1.5 Os anos de 1987/89: fim da recuperação e a aceleração inflacionária

A partir de 1987 a economia brasileira mais uma vez voltou à sua tendência de estagnação. Marcada por profunda instabilidade em resposta à aceleração da inflação, nem mesmo os elevados superávits reorientaram a recuperação da produção corrente. Os movimentos de especulação de ativos reais e financeiros passaram a determinar as variações no nível de atividades. A indústria retornou ao seu quadro recessivo como decorrência da redução da absorção doméstica, fruto da crise cambial e da aceleração da inflação. As exportações voltaram a ser utilizadas como mecanismo de suporte ao crescimento, porém não conseguiram compensar a retração doméstica (CARNEIRO, 1991).
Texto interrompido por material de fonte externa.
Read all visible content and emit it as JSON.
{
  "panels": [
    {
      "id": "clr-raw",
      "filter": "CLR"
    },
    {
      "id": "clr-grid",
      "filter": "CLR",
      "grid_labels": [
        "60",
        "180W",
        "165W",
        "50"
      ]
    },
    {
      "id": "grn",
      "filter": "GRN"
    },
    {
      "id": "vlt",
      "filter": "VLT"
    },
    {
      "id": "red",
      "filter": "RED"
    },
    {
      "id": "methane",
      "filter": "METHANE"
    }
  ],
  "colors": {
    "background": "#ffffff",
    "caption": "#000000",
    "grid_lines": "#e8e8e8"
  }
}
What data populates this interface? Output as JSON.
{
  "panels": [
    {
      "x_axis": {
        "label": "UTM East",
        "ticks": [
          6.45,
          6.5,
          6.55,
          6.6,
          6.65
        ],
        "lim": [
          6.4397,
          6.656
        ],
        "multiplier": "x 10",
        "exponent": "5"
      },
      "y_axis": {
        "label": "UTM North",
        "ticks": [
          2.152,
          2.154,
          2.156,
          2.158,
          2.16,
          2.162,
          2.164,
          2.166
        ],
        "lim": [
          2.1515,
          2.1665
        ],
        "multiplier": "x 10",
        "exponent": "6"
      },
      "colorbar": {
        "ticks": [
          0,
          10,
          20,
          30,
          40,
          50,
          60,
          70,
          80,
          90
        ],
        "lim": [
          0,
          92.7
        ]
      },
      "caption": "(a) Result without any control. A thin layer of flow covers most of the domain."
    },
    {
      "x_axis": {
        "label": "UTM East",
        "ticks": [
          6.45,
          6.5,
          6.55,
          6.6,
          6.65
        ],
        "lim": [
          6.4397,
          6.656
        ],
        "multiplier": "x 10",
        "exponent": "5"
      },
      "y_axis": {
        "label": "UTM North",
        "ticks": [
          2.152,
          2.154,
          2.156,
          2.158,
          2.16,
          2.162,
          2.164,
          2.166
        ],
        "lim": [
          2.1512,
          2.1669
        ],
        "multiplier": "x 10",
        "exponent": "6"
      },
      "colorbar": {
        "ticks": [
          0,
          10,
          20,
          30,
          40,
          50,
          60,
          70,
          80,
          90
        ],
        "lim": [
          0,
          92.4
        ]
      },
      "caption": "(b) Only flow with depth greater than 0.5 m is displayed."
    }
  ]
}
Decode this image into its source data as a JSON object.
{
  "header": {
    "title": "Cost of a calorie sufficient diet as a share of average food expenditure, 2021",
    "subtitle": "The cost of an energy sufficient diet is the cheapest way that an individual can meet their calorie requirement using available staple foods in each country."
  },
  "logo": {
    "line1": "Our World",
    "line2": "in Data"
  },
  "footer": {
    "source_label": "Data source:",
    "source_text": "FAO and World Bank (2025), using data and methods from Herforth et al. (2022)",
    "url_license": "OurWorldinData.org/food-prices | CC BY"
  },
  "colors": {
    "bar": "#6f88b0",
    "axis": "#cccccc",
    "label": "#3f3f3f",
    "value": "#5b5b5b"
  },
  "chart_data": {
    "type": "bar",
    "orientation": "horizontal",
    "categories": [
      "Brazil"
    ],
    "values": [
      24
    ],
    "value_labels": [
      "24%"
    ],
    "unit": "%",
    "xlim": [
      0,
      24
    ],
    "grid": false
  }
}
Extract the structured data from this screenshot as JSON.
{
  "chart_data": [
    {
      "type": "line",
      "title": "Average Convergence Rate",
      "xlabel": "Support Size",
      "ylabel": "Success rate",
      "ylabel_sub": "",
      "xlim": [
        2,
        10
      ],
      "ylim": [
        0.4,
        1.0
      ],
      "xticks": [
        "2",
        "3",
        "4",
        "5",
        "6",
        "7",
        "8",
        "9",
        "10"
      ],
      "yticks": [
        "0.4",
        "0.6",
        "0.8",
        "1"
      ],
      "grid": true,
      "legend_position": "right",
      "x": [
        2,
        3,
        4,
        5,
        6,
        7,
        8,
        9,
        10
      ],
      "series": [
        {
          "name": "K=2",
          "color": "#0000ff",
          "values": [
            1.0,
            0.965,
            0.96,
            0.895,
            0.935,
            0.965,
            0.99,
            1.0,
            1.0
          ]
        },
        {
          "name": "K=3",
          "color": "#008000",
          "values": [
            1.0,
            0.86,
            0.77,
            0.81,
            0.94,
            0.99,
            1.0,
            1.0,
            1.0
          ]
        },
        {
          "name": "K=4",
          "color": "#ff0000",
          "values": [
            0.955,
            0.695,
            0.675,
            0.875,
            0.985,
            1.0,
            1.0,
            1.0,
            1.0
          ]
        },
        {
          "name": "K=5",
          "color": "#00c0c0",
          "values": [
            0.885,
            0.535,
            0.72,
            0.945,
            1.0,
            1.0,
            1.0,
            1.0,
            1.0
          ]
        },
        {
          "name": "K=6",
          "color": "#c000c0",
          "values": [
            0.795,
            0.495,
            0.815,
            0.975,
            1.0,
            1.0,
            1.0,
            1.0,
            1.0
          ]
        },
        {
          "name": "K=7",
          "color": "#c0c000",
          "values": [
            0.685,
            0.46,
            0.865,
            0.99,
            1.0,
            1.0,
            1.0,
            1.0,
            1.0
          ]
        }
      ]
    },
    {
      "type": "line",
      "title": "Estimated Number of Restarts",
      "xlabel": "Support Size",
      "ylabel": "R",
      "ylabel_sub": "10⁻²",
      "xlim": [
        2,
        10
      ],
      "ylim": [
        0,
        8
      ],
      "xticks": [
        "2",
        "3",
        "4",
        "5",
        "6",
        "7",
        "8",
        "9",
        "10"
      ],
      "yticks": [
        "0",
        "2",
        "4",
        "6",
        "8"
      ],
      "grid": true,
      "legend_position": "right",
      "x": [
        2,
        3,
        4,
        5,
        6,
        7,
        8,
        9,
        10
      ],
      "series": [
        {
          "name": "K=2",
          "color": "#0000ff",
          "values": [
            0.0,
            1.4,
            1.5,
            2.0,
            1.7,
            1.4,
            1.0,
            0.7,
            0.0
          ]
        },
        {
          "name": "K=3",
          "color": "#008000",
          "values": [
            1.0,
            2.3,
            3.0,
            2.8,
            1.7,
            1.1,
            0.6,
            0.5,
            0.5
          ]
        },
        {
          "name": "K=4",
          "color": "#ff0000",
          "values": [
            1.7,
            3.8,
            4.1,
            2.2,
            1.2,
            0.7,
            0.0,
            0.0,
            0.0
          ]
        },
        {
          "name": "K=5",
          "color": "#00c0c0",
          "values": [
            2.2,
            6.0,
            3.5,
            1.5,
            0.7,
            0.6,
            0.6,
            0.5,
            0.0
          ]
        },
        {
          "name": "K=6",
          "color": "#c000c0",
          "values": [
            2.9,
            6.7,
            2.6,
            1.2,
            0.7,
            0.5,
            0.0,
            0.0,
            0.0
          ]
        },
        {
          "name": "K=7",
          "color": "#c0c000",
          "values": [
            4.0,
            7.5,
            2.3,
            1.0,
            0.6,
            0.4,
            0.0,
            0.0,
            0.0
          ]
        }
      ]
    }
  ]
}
De tal maneira, o Cruzado II apresentou-se como válvula de escape para a renúncia ao congelamento de preços. Quando os preços começaram a ser corrigidos, a inflação média, em janeiro de 1987, alcançou 16,8% ultrapassando os 20% desde março de 1986, resultando no

acionamento do gatilho salarial. Em fevereiro de 1987, deu-se o fim do Plano Cruzado com a decretação da extinção do congelamento de preços (CASTRO, 2005). Nesse sentido, com um quadro de reações desfavoráveis cada vez mais intensas em relação à manutenção do congelamento, com o Banco Central já sinalizando através das políticas de câmbio e de juros o descongelamento, os exportadores deixaram de internalizar suas cambiais, determinando em queda do saldo comercial no início de 1987 e, com isso, intensa deterioração das reservas. Buscando conter esse processo, dada significativa piora das contas externas, o governo em fevereiro de 1987 decretou a moratória (TEIXEIRA, 1993) dos juros externos, enfraquecendo ainda mais a entrada de recursos externos no país. Passado pouco tempo, em abril, Dílson Funaro e sua equipe demitiram-se (CASTRO, 2005).

No ano de 1987 ocorreu uma transferência de recursos reais, superior a de recursos financeiros, com as grandes transferências aos credores externos resultando em baixo nível de acumulação de reservas. Um dos determinantes foi o pagamento quase que integral dos juros em atraso, desde a época em que o país encontrava-se em moratória junto aos bancos comerciais. Nos anos 1988 e 1989 houve um intenso volume de recursos reais remetido ao exterior, para pagamento dos atrasados. Sendo assim, frente a um superávit de US$ 32,3 bilhões, ocorreu somente um incremento de US$ 2,3 bilhões nas reservas do país (CARNEIRO, 1991).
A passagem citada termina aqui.